Google Releases E2EMail to Open Source

Google’s E2EMail Chrome extension brings OpenPGP encryption to Gmail users.

The ongoing struggle to provide encrypted email solutions that aren’t on a PGP level of complexity and difficulty is a real challenge.

Google’s attempt at it, called E2EMail, was introduced more than a year ago as an effort to give users a Chrome app that allows for the simple exchange of private emails. On Friday, Google cut it loose to open source.

The project integrates OpenPGP into Gmail via a Chrome extension. KB Sriram, Eduardo Vela Nava, and Stephan Somogyi, of Google’s security and privacy engineering teams, said that engineers have been contributing to the code from inside and out of Google during the past year. They point out that E2EMail targets non-technical users without the need to run an email or OpenPGP client.

“It is a Chrome app that runs independent of the normal Gmail web interface. It behaves as a sandbox where you can only read or write encrypted email, but is otherwise similar to any other communication app,” Google said. “When launched, the app shows just the encrypted mail in the user’s Gmail account. Any email sent from the app is also automatically signed and encrypted.”

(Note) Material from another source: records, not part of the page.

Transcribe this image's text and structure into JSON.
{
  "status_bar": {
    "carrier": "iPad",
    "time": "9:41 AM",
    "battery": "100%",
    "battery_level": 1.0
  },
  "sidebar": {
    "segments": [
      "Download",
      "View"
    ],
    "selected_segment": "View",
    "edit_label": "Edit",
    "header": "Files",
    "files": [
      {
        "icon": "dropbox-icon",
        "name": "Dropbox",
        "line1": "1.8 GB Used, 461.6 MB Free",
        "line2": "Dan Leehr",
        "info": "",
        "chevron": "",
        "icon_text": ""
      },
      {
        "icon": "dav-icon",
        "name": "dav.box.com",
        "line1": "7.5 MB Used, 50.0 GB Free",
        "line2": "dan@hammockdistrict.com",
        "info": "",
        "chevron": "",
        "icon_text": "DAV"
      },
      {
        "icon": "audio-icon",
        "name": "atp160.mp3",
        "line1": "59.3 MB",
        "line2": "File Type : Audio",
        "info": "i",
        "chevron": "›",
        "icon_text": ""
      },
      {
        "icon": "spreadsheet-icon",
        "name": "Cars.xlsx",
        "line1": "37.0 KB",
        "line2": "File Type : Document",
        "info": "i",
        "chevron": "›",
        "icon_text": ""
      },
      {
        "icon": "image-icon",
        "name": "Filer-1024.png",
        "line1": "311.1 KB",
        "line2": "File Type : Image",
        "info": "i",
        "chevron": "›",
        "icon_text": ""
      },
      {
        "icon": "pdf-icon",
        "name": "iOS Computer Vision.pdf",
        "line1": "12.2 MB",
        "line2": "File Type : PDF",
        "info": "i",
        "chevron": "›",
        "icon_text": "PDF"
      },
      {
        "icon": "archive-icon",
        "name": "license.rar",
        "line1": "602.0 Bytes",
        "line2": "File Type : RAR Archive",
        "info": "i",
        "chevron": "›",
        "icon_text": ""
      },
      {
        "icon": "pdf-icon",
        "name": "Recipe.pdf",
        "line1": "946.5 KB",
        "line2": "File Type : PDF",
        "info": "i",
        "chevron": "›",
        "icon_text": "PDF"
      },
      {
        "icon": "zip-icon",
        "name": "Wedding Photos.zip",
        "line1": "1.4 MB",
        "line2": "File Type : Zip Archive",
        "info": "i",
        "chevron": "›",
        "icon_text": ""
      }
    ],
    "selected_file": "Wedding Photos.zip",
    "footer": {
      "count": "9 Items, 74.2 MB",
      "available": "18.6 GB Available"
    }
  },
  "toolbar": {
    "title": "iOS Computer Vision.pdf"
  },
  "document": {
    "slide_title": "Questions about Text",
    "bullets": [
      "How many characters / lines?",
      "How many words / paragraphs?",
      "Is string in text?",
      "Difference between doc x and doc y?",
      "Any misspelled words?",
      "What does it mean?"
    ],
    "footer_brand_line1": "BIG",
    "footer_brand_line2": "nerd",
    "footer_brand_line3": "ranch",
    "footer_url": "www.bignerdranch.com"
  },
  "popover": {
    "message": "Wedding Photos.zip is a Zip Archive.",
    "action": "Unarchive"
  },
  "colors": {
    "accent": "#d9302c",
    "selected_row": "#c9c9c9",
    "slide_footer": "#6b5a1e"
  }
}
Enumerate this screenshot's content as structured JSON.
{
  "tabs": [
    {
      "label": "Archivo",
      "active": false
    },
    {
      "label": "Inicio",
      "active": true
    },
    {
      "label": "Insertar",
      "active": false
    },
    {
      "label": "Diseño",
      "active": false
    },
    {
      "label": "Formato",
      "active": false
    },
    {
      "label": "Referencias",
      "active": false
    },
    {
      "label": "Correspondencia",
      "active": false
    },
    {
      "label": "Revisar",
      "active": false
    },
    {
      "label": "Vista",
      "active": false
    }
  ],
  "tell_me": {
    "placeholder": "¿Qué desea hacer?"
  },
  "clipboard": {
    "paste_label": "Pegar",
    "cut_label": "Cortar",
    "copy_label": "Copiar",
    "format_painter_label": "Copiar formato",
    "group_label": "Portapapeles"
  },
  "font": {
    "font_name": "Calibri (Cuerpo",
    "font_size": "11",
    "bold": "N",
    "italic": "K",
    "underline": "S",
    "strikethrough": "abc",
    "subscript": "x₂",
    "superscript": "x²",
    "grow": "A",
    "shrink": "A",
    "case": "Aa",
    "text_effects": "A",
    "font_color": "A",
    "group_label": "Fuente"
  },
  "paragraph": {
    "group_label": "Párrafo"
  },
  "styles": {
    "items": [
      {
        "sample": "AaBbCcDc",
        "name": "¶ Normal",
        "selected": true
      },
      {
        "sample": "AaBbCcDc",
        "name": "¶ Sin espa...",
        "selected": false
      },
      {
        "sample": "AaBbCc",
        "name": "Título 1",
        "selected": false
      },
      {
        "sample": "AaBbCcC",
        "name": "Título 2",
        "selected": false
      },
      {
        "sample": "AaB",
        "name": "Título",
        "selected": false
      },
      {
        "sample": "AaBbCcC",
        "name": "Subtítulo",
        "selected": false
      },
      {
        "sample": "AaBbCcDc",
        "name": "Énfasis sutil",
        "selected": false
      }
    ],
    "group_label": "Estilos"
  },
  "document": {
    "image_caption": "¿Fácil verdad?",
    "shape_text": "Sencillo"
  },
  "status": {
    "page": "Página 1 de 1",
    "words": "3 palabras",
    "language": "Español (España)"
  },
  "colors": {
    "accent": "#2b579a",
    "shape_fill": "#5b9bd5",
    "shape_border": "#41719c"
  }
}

Early versions are text-only, and support only PGP/MIME messages.

“The goal is to improve data confidentiality for occasional small, sensitive messages. This way even the mail provider, Google in the case of Gmail, is unable to extract the message content,” Google said. “However, it does not protect against attacks on the local device, and, as usual with PGP, the identities of the correspondents and the subject line of the mail is not protected.”

E2EMail for now uses its own keyserver, but will eventually rely on Google’s recent Key Transparency initiative for cryptographic key lookups, addressing a usability challenge hampering mainstream adoption of OpenPGP. Last month, Google released Key Transparency to open source with the aim of simplifying public key lookups at Internet scale. Google singled out secure messaging systems as one beneficiary of the system, a directory developers could use when building apps to find public keys associated with an account along with a public audit log of any key changes.

“Key Transparency delivers a solid, scalable, and thus practical solution, replacing the problematic web-of-trust model traditionally used with PGP,” Google said.

Google explained that during installation, E2EMail generates an OpenPGP key and uploads the public key to the keyserver. The private key is always stored on the local machine.

“The target is a simple user experience – install app, approve permissions, start reading or send sending messages. As a result, the app automatically handles most of the key management,” Google said.